The ADAC, or Allgmeiner Deutscher Automobil-Club e.V., is the largest automobile club in Europe. Founded in 1903, it provides member motorists with essentially the same services that AAA does in the U.S. But quite unlike AAA, the ADAC supports motorsports activities in Germany. The organization adheres to FIA rules, which are administered by the Deutscher Motor Sport Bund e.V., or DMSB.

In 1993, the ADAC created a grand-touring sports-car series called the ADAC GT Cup. Boris Said competed in the 1993 season, driving a Callaway Supernatural C4 coupe. Said didn’t win the championship, but his daring driving style and colorful personality made him a hit with German racing fans.

The GT Cup ended in 1997 because of dwindling interest, but 10 years later, the ADAC GT Masters series was introduced. Mirroring the FIA GT3 championship format, it combines professional and amateur drivers in one racing entry. Only cars approved by the FIA are allowed to compete.

Each year 16 one-hour races are held over eight weekends. To help keep expenses down, all but four of the events are held in Germany. Each team is required to field two cars, and the grids are typically filled with 35-40 competitors.

Each race follows the same format: two free practice sessions and one 50-minute qualifying session per driver, with eight timed laps and two one-hour races. Stop-and-go penalties are administered for overly aggressive driving and pit-stop infractions. Mandatory pit stops take place for driver changes and tire-pressure adjustments, and cars must spend a minimum of 70 seconds on each stop.

In 2012, 12 manufacturers participated in the ADAC GT Masters series, yielding a wide variety of entries. We’ve provided a short summary of most of these cars in the accompanying photo captions.

Callaway Competition has been involved with the ADAC GT Masters since 2007, and captured the Team Championship honors in 2008. Last year the team entered four Corvettes, three of which were totally revised for 2012.

Modifications included relocating the clutch and flywheel to the front of the transmission, which enabled the team to move the engine down and back 1.5 inches for better weight distribution. A new open driveshaft was then installed in place of the troublesome torque tube. Moving the powerplant aft also provided extra room in the engine compartment, allowing the team to install the radiator upright for superior cooling. New ductwork around the radiator vented air through two large openings in the hood.

The LS7 engine, meanwhile, was discarded for a non-supercharged LS9 built by APP Racing Engines. The LS9 puts out similar power when equipped with the FIA-mandated restrictor, but its smaller displacement allowed for a reduction in the mandatory minimum weight of the car.
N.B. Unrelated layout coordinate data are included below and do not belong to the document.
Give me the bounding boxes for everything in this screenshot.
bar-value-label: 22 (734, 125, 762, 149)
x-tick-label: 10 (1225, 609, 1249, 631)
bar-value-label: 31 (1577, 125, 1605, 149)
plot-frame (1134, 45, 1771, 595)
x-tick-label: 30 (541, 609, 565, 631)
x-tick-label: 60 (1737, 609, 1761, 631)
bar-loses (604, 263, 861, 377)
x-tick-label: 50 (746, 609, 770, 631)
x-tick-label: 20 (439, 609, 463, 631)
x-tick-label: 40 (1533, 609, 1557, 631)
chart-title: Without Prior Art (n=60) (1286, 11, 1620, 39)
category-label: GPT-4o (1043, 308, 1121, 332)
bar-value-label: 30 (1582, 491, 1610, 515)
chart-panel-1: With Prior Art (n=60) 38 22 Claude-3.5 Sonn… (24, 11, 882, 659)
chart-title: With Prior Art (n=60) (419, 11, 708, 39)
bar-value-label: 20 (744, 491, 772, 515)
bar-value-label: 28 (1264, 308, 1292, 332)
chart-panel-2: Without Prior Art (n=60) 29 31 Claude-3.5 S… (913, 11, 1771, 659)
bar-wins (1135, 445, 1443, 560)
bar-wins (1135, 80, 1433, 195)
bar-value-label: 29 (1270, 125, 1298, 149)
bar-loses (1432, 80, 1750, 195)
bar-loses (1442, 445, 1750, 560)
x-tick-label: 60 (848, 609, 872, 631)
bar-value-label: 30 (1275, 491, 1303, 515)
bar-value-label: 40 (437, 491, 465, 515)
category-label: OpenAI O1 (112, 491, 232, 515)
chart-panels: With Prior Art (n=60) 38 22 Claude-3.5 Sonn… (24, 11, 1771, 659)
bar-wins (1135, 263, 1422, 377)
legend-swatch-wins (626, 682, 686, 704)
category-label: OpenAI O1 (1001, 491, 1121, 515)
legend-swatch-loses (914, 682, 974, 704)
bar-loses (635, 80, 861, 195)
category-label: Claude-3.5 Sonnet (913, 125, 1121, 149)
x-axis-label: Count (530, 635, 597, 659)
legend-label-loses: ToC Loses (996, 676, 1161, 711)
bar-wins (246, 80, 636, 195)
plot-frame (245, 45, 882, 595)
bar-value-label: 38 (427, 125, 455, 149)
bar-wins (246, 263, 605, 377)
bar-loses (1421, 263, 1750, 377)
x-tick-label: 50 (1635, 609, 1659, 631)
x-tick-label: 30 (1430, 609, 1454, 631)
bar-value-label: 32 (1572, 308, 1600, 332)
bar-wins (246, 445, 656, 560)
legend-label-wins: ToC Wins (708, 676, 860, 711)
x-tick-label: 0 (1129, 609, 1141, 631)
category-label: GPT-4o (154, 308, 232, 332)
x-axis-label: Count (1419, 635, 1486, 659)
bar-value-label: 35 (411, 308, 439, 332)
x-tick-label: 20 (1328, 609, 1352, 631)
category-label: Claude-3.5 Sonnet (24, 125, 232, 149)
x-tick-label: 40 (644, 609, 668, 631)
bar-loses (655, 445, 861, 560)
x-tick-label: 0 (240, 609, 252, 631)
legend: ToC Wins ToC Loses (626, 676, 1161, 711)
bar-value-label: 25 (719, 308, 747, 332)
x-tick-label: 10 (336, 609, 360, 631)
Finally, electric power steering improved the performance and consistency of these now 5-year-old race cars.

The one change that proved troublesome was a new ECM wiring system. The No. 28 Corvette had three non-finishes due to problems with the setup, which probably cost it the championship. In spite of this handicap, the car, driven by Diego Alessi and Daniel Keilwitz, was one of the fastest in the field. The pair came to the final race in Hockenheim with a slight lead in the championship, needing to finish Second or better to win.

With only a few minutes remaining, Alessi was in second place when a Porsche drove into him at a corner. The officials blamed Alessi for the collision and gave him a 30- second penalty. This effectively ended the team’s chance of winning the championship. They finished Second in both the Team and Driver Championships, behind the winning SLS Mercedes.

The ADAC GT Masters offers fans an unrivaled opportunity to watch the world’s top sports cars compete against one another. It’s exciting to see this private Corvette team running consistently near the top of the heap.